I quote, “The Canonical Quote on Right Speech:”

“Monks, a statement endowed with five factors is well-spoken, not ill-spoken. It is blameless & unfaulted by knowledgeable people. Which five? It is spoken at the right time. It is spoken in truth. It is spoken affectionately. It is spoken beneficially. It is spoken with a mind of good-will. A statement endowed with these five factors is well-spoken, not ill-spoken. It is blameless & unfaulted by knowledgeable people.”

Then there is the quotation from the suttas:

“Monks, speech endowed with four characteristics is well-spoken, not poorly spoken — faultless & not to be faulted by the wise. Which four? There is the case where a monk says only what it well-spoken, not what is poorly spoken; only what is just, not what is unjust; only what is endearing, not what is un-endearing; only what is true, not what is false. Speech endowed with these four characteristics is well-spoken, not poorly spoken — faultless & not to be faulted by the wise.”

Then there is this final quotation:

“Do I speak at the right time, or not?
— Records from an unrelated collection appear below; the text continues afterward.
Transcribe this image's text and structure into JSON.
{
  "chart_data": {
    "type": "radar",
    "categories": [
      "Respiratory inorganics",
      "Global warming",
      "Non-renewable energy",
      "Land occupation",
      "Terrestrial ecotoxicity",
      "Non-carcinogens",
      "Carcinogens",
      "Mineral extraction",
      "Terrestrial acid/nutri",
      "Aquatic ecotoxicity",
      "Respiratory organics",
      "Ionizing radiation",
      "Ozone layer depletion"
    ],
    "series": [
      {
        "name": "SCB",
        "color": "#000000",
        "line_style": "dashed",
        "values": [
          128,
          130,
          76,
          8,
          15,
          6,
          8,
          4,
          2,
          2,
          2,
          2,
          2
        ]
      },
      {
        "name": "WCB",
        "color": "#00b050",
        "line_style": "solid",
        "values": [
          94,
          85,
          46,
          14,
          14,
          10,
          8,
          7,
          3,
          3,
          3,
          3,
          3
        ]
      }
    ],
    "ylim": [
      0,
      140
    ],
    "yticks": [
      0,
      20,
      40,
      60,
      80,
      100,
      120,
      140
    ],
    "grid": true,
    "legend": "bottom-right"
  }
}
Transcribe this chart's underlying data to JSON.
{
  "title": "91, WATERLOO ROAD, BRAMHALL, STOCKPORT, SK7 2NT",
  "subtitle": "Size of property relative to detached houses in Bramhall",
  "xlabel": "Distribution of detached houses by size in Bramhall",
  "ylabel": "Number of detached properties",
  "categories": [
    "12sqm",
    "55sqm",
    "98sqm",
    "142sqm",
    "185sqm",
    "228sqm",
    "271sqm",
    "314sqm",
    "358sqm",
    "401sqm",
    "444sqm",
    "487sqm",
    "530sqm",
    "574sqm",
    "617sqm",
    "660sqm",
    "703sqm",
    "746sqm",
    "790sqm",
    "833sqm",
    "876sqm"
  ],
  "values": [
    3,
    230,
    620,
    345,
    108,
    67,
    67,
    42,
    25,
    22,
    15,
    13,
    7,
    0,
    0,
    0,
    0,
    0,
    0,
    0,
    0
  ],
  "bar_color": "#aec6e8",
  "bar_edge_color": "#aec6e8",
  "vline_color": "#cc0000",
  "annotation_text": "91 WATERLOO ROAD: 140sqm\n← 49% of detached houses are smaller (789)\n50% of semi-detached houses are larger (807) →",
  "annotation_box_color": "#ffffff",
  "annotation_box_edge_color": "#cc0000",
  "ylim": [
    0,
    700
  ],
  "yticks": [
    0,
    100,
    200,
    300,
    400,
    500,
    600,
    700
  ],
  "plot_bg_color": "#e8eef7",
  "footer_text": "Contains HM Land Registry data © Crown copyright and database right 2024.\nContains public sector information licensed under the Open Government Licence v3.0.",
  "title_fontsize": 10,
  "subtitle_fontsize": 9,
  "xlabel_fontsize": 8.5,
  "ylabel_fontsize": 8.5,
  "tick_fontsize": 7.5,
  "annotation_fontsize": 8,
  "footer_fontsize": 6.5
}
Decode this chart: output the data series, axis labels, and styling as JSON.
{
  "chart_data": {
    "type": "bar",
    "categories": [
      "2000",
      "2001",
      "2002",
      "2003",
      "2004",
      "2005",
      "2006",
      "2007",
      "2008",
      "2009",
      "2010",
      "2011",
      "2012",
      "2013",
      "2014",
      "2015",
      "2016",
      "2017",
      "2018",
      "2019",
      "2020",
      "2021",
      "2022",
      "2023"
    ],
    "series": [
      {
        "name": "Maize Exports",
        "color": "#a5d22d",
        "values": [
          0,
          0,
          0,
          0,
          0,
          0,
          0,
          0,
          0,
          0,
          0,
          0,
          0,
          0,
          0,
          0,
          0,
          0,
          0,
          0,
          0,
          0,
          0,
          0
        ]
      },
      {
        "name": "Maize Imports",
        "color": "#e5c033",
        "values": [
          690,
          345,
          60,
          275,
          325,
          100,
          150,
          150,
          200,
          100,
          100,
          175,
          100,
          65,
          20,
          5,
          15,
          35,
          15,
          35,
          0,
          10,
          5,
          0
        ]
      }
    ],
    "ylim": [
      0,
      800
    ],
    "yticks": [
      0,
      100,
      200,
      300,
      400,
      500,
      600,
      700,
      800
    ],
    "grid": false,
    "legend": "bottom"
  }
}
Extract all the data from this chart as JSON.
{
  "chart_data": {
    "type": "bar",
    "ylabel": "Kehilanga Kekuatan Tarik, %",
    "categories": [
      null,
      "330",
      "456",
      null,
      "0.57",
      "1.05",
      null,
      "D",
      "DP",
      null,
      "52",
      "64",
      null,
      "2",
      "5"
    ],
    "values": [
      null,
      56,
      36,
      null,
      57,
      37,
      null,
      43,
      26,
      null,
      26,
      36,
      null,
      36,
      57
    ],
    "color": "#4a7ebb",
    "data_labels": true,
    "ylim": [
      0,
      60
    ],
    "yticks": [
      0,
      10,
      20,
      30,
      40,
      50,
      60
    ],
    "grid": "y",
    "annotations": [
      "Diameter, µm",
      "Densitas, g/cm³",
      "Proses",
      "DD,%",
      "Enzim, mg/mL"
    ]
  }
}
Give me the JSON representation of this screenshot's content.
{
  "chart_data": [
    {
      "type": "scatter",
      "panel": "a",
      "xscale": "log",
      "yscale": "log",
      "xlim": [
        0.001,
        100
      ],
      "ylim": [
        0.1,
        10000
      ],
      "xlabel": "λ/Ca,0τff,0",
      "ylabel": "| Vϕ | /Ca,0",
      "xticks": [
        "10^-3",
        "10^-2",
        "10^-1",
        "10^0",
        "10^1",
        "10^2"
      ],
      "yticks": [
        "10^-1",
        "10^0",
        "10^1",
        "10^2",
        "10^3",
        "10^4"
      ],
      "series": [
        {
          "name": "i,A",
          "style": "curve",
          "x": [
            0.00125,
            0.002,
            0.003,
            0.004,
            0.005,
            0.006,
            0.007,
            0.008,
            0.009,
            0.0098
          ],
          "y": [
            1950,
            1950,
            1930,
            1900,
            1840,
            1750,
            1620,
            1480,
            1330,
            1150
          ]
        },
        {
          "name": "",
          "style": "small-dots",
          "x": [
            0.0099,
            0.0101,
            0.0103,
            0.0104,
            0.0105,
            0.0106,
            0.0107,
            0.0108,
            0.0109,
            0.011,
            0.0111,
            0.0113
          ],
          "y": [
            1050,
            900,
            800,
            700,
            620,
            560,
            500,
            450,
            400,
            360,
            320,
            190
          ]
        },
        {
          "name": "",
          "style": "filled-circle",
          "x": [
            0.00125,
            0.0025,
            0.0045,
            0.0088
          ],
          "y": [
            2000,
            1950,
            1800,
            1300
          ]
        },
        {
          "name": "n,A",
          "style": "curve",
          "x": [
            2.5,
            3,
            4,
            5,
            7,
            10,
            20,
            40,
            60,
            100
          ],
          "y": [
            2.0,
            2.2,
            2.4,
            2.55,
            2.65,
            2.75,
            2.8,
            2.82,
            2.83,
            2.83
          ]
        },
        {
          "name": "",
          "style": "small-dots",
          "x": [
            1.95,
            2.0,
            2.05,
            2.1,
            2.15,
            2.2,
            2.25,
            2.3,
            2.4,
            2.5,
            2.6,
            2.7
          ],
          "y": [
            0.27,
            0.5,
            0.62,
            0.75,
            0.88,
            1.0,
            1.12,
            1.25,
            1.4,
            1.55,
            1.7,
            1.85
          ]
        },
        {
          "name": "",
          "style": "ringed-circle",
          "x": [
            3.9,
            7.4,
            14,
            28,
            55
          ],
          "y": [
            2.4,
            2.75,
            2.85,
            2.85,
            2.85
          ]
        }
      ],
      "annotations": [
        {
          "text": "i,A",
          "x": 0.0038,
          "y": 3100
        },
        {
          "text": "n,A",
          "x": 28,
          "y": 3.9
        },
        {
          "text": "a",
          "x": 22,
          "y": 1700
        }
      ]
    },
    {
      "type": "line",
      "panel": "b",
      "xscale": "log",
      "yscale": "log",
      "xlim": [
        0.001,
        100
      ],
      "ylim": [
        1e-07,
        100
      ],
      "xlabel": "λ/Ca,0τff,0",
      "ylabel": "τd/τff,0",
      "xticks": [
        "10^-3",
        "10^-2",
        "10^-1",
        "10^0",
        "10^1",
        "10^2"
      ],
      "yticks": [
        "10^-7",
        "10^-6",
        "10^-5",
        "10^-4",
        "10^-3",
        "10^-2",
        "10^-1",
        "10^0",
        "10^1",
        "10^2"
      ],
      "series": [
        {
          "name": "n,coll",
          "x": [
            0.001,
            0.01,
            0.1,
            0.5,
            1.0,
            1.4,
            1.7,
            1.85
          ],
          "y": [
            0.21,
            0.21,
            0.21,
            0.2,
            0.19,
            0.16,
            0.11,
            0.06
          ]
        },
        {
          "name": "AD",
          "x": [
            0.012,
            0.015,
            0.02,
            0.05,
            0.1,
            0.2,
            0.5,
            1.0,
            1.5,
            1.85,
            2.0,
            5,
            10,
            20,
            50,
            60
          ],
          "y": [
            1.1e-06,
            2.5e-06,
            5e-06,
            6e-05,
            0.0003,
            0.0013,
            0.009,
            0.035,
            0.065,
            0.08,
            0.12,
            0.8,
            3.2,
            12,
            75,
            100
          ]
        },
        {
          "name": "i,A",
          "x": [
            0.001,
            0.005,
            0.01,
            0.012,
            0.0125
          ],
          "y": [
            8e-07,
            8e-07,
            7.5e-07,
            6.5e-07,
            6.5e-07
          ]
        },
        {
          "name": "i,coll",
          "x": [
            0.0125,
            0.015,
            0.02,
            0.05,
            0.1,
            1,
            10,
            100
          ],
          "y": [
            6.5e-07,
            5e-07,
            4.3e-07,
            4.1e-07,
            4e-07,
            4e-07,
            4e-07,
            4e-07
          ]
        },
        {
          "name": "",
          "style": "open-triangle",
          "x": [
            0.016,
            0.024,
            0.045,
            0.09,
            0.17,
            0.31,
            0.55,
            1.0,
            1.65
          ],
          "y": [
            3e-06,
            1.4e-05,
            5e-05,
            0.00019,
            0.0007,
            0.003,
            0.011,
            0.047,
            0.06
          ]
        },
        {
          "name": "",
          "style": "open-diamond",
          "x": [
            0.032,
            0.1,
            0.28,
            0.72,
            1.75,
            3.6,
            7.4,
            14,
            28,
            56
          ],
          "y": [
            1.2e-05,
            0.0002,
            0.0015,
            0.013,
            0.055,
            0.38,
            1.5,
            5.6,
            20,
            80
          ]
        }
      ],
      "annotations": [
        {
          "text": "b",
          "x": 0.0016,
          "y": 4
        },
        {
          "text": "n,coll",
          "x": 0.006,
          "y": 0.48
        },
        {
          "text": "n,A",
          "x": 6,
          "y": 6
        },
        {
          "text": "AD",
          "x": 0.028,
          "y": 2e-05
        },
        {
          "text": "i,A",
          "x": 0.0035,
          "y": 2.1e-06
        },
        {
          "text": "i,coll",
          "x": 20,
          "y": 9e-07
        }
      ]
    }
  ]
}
Do I speak of facts, or not? Do I speak gently or harshly? Do I speak profitable words or not? Do I speak with a kindly heart, or inwardly malicious?”

Seldom, if ever, do folks take the time to ask themselves these questions so we tend to head directly past go and right to escalation of conflict and violence until we reach levels resulting in grave bodily harm or possibly death. 

Try this miscellaneous poem by Mary Ann Pietzker:

Is It True? Is It Necessary? Is It Kind?

Oh! Stay, dear child, one moment stay,
Before a word you speak,
That can do harm in any way

To the poor, or to the weak;
And never say of any one
What you’d not have said of you,
Ere you ask yourself the question,
Is the accusation true?”
And if ’tis true, for I suppose
You would not tell a lie;
Before the failings you expose

Of friend or enemy:
Yet even then be careful, very;
Pause and your words well weigh,
And ask it it be necessary,
What you’re about to say.
And should it necessary be,

At least you deem it so,
Yet speak not unadvisedly
Of friend or even foe,
Till in your secret soul you seek
For some excuse to find;

And ere the thoughtless word you speak,
Ask yourself, “Is it kind?”
When you have ask’d these questions three—

True,—Necessary,—Kind,—

Ask’d them in all sincerity,
I think that you will find,
It is not hardship to obey
The command of our Blessed Lord,—
No ill of any man to say;
No, not a single word.

This is the truth about the Buddha’s communications mantra, and now it is complete:

“If you propose to speak, always ask yourself, it it true, is it necessary, is it kind, is it helpful, is it conducive to harmony, and is it spoken at the right time?”